Helemaal triest is het dat menig therapeut zo verstrikt raakt in zijn eigen psychologische correctheid dat hij totaal onbetrouwbaar wordt: hij zegt niet eerlijk wat hij echt denkt over de patiënt. Zo kan de therapeut een patiënt met zwaar overgewicht zien binnenkomen, zo erg dat ze nauwelijks in de stoel past, om er vervolgens niets van te zeggen, terwijl hij eigenlijk denkt: ‘Het probleem heeft vast te maken met een ernstig gebrek aan zelfdiscipline.’
Nee, de moderne hulpverlening is duidelijk het spoor bijster; en patiënten wordt daarom op grote schaal tekortgedaan.

Gevoel voor realiteit

Misschien moeten we, niet alleen in therapieland maar in de hele samenleving, eens gaan accepteren dat het leven nooit ideaal is, en dat het dat ook niet hoeft te zijn.
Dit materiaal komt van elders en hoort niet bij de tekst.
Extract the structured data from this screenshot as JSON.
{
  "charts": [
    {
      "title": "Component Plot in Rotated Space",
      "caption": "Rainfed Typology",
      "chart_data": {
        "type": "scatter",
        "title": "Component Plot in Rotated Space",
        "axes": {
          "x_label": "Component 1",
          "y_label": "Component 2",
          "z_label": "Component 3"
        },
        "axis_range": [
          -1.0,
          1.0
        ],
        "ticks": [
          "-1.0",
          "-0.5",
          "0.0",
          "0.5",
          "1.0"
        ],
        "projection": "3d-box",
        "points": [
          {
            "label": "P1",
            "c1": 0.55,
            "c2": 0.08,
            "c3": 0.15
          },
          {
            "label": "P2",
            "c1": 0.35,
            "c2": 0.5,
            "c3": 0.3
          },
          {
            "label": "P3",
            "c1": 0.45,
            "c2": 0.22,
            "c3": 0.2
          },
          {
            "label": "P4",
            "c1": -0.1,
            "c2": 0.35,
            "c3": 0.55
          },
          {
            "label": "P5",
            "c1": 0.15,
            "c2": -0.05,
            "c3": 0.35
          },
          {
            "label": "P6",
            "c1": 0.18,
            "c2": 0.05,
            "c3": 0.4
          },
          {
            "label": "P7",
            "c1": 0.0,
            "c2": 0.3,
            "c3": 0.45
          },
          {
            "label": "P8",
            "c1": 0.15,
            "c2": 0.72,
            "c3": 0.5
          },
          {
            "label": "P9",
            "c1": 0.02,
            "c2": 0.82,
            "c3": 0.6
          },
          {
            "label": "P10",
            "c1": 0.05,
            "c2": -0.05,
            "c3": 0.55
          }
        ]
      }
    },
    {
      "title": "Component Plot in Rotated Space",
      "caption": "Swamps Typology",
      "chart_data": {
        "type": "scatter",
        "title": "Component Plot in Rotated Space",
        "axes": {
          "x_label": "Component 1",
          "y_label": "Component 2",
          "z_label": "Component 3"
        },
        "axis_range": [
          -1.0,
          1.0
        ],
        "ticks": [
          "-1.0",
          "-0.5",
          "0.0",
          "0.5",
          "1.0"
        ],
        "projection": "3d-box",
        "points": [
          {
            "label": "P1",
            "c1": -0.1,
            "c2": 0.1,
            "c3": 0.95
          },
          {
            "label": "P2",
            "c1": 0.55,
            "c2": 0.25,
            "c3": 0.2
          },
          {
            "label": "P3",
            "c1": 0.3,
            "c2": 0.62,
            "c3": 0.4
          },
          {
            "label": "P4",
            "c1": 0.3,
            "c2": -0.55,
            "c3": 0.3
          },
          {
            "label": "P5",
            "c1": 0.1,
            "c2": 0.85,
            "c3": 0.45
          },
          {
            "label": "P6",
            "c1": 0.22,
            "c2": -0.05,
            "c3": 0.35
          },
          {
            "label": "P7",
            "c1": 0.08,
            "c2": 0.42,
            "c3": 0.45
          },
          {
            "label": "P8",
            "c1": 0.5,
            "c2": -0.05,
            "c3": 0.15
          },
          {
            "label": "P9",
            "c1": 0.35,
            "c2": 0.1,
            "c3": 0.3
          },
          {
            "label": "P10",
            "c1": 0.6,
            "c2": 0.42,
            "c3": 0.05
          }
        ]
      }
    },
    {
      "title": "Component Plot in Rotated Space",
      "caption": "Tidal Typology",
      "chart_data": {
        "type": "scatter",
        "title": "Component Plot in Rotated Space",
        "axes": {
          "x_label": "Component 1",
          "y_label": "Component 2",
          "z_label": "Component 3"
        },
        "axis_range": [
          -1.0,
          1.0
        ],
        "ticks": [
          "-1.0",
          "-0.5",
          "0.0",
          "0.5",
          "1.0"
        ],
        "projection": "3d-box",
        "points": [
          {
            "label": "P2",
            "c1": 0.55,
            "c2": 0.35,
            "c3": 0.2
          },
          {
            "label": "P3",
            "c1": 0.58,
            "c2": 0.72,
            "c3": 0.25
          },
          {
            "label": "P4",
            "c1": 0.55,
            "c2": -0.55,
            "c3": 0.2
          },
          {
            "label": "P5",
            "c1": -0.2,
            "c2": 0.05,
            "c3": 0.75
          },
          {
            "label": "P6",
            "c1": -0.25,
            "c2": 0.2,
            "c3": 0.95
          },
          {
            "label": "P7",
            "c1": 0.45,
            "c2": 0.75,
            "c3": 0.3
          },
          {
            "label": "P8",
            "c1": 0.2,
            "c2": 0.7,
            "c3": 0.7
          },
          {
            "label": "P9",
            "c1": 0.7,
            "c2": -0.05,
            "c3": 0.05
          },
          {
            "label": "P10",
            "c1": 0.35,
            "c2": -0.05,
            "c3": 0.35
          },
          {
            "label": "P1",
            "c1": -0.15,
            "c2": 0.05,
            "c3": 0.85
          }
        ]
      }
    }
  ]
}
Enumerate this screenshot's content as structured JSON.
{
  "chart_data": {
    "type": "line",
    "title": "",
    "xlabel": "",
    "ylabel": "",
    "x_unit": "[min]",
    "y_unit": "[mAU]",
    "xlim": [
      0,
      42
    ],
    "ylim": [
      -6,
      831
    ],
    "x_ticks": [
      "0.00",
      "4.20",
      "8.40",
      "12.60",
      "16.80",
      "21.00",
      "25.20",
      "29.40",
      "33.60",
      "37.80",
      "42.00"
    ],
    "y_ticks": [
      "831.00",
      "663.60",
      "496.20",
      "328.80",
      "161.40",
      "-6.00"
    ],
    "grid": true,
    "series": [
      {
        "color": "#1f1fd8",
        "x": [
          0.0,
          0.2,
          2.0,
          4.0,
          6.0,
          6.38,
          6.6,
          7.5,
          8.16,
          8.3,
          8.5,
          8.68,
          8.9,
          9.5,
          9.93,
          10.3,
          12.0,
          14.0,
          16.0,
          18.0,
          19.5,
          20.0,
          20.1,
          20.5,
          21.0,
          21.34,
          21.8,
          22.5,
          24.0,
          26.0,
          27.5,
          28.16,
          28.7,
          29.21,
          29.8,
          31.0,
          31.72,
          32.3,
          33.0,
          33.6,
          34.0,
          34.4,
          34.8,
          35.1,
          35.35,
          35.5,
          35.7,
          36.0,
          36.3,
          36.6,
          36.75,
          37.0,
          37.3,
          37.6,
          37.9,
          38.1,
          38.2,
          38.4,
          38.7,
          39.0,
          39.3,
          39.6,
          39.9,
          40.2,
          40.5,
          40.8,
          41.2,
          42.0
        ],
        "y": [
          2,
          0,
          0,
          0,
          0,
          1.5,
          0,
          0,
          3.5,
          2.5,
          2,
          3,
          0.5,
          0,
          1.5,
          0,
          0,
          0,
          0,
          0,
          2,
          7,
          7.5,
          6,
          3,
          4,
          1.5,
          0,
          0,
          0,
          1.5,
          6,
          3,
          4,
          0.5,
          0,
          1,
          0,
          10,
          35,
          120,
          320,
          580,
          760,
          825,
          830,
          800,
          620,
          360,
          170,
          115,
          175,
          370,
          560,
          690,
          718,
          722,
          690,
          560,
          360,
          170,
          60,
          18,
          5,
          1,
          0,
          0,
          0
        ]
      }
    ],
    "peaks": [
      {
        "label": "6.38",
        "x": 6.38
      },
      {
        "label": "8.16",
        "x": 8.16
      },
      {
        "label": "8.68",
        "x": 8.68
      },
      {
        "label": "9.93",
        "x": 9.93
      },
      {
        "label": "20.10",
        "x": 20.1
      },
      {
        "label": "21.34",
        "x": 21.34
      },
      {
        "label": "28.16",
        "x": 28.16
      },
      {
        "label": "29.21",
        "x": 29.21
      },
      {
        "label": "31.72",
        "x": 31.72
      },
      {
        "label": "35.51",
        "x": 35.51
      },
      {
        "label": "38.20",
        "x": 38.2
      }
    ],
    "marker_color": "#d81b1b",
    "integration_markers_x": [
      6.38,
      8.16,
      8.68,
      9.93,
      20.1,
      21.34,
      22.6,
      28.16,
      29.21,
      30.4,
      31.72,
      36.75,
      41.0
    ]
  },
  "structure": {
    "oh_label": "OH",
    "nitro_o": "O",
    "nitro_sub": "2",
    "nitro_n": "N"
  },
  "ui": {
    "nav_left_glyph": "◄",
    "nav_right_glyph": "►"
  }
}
Is het niet tijd voor wat meer humor, uitdaging, realiteitszin en echt contact? Harma (55) komt op mijn spreekuur en zegt: ‘Ik heb al een jaar lang een verhouding met een getrouwde man; zijn vrouw mag niets weten en zo zit ik in de wacht tot hij weer een keer belt.’

Zoals gewoonlijk vraag ik wat het probleem eigenlijk is. Ze antwoordt: ‘Het komt er gewoon op neer dat ik me gebruikt voel’ en ik schiet onbedaarlijk in de lach.
Als Harma haar wenkbrauwen fronst, zeg ik: ‘Op jouw leeftijd moet je toch blij zijn dat je nog bruikbaar bent, of niet dan?!’ Een glimlach verschijnt op het gezicht van Harma: ‘Ik zal u zeggen dat ik dat ook vaak denk.’ Ik vraag: ‘Wat is dan het probleem? Wel de lusten en niet de lasten; jullie zijn toch gek op elkaar, of niet dan?’
‘Jazeker,’ zegt Harma, ‘ik moet me ook niet zoveel aantrekken van mijn vriendinnen die blijven zeuren dat ik een volwaardige relatie verdien.’ ‘Nee,’ zeg ik. ‘Soms moet je het gewoon doen met de kruimeltjes die je worden toegeworpen.’